First contest ratings are [38, 38, 38, whatever] so you infect 3 people. And in second contest last person is infected.

how it become -21 = 38, 83 = 38, 50=38 ??

all rating changes must be equal to zero???

The total of 4 people ratings [-21, 83, 50, -59] should stay the same yes. -21 + 83 + 50 + -59 = 53 so after the first contest ratings will be [38, 38, 38, X] and 38 + 38 + 38 + X = 53. So X is -61. [-21, 83, 50, -59] became [38, 38, 38, -61] after first contest.

thanks brother. :)

or I think I didn't get the problem correctly :(

more simply you can get all ratings to x except for the last guy, and compensate it all on the last guy to make whole difference 0. and then do last guy, make him compete with any one and make last guy infected as he is the only one remaining. that is case for 2, (only 2 operations needed).

if the last guy == x, he was already infected, that is case for 1 (only one operation needed) else 2.

more formally

`all elements == x: output 0`

`if (count x in array > 0 || sum == x) output 1`

`else 2`

got it brother, thanks. :)

Test Case 68 on A was nasty.

Also, there wasn't enough of a distinction between D1 and D2. They were both just basically greedy brute forces. I solved D1 without even looking at D2, and I then solved D2 by changing 1 line.

Overall, this was a bad round.

hey how are you able to see the test case?

They are open after the contest.

what brute force?

I did left the contest early because of bad statements A+B.

True.
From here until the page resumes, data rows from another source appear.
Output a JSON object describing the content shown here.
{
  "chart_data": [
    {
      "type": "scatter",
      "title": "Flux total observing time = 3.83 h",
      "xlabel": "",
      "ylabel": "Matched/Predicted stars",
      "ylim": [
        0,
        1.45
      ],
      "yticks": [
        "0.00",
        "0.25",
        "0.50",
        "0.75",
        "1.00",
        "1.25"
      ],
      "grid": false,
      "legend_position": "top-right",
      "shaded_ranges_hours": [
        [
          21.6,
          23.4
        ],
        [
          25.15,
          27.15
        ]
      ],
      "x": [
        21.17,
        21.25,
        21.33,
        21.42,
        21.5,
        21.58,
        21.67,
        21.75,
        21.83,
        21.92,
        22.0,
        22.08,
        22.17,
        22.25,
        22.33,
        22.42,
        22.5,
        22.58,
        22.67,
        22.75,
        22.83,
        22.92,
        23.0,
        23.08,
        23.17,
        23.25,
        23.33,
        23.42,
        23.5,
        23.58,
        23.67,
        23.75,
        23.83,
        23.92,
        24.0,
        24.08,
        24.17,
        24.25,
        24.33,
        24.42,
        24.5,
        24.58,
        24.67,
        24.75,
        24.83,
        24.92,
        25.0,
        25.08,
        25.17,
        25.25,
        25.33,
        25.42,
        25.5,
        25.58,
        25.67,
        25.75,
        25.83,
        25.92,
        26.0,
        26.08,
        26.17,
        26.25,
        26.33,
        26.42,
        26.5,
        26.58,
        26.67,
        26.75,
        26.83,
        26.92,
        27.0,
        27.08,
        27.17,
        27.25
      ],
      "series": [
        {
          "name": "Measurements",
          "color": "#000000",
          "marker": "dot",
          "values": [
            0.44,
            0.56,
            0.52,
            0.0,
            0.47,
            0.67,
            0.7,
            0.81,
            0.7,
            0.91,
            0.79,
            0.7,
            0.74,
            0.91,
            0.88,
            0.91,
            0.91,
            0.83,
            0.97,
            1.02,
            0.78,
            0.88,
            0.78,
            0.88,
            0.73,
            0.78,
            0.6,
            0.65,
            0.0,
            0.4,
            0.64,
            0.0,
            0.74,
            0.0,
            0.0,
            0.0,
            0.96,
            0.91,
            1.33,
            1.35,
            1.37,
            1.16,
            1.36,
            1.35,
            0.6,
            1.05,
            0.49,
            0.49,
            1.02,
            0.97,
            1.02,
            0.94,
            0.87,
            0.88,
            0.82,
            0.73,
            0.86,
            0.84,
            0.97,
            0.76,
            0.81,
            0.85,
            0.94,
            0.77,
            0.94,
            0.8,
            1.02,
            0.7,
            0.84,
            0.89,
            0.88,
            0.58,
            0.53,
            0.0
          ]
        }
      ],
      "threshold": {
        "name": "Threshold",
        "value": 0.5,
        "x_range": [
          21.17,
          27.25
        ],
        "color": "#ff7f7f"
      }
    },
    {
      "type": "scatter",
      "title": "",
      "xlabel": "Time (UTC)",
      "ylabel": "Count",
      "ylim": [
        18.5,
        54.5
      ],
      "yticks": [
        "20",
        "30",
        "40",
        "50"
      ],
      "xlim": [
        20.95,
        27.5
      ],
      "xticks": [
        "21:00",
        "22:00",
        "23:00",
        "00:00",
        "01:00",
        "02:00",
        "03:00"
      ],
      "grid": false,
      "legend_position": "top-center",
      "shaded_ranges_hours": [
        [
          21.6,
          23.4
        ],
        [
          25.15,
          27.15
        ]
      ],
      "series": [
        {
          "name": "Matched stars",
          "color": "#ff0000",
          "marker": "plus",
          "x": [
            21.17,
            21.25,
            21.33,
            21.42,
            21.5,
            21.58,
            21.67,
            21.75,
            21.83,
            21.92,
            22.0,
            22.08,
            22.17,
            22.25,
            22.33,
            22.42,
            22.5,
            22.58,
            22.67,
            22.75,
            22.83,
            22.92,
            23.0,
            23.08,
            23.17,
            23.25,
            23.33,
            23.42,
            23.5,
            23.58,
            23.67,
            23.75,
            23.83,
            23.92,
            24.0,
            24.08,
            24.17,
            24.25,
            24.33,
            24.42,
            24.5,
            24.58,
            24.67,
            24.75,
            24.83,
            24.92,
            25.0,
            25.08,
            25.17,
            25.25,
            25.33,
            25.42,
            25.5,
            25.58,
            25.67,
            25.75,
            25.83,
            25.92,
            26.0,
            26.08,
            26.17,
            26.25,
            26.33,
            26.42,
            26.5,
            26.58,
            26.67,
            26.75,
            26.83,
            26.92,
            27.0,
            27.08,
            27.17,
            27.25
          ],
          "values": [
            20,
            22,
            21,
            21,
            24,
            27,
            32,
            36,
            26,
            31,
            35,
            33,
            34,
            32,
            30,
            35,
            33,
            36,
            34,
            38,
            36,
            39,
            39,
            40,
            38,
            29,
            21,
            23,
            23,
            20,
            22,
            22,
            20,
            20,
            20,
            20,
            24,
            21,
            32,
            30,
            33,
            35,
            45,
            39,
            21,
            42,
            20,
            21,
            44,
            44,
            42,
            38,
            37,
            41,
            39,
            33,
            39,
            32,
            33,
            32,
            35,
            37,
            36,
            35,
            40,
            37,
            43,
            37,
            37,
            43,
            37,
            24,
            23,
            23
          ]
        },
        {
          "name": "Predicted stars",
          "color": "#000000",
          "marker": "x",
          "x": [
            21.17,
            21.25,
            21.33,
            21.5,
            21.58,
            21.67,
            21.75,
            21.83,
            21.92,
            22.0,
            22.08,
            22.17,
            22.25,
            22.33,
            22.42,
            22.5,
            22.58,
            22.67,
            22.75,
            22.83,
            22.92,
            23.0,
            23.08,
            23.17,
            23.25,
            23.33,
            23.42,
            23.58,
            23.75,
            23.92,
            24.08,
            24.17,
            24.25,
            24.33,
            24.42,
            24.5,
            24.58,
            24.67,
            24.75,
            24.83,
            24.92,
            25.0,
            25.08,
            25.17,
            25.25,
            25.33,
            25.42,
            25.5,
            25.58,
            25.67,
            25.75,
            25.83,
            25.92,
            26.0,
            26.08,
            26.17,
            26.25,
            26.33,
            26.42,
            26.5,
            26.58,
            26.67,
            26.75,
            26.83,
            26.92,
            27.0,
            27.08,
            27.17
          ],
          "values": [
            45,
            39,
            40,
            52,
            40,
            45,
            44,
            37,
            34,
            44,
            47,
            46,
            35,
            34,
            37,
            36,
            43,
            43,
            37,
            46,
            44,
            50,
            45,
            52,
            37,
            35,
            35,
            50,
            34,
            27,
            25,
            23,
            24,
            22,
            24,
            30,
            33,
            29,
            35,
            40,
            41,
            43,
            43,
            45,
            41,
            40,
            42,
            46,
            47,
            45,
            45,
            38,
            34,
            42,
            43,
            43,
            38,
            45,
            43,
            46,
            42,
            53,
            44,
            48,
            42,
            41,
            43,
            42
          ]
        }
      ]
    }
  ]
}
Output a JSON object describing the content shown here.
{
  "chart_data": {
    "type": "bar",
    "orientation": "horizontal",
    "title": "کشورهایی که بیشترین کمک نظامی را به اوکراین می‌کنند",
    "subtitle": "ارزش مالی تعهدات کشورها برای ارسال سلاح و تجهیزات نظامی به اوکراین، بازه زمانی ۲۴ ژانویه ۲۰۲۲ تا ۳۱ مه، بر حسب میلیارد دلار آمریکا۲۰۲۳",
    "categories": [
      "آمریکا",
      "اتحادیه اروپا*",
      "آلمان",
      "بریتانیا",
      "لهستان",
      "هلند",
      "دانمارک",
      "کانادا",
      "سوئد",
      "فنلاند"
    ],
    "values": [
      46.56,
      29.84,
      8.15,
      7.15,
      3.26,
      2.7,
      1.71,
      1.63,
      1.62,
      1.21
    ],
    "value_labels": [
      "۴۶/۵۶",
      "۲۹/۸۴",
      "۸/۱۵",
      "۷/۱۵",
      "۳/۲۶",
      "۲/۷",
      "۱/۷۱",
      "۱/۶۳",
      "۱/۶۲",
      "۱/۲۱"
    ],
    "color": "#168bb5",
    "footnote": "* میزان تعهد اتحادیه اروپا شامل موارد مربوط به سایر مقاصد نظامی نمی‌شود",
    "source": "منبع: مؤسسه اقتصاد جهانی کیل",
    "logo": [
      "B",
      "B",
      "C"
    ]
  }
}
Read B like 4-5 times and finally did what i could understand from the explanation.

Thank you for your effort.

(750 + 1000) for D1 + D2, but each one of them is actually easier than B. In the previous contests, it is used to be counted as: if you solved D1 you deserve 750, then solving D2 gives you the complete degree because you solved the difficulty that deserve 1750. But today, you can get 1750 by solving two problems, each of them is easier than the problem that deserve 750 in this contest.

In other words, my mind used to think of D2 as 1750 not as 1000 or lower.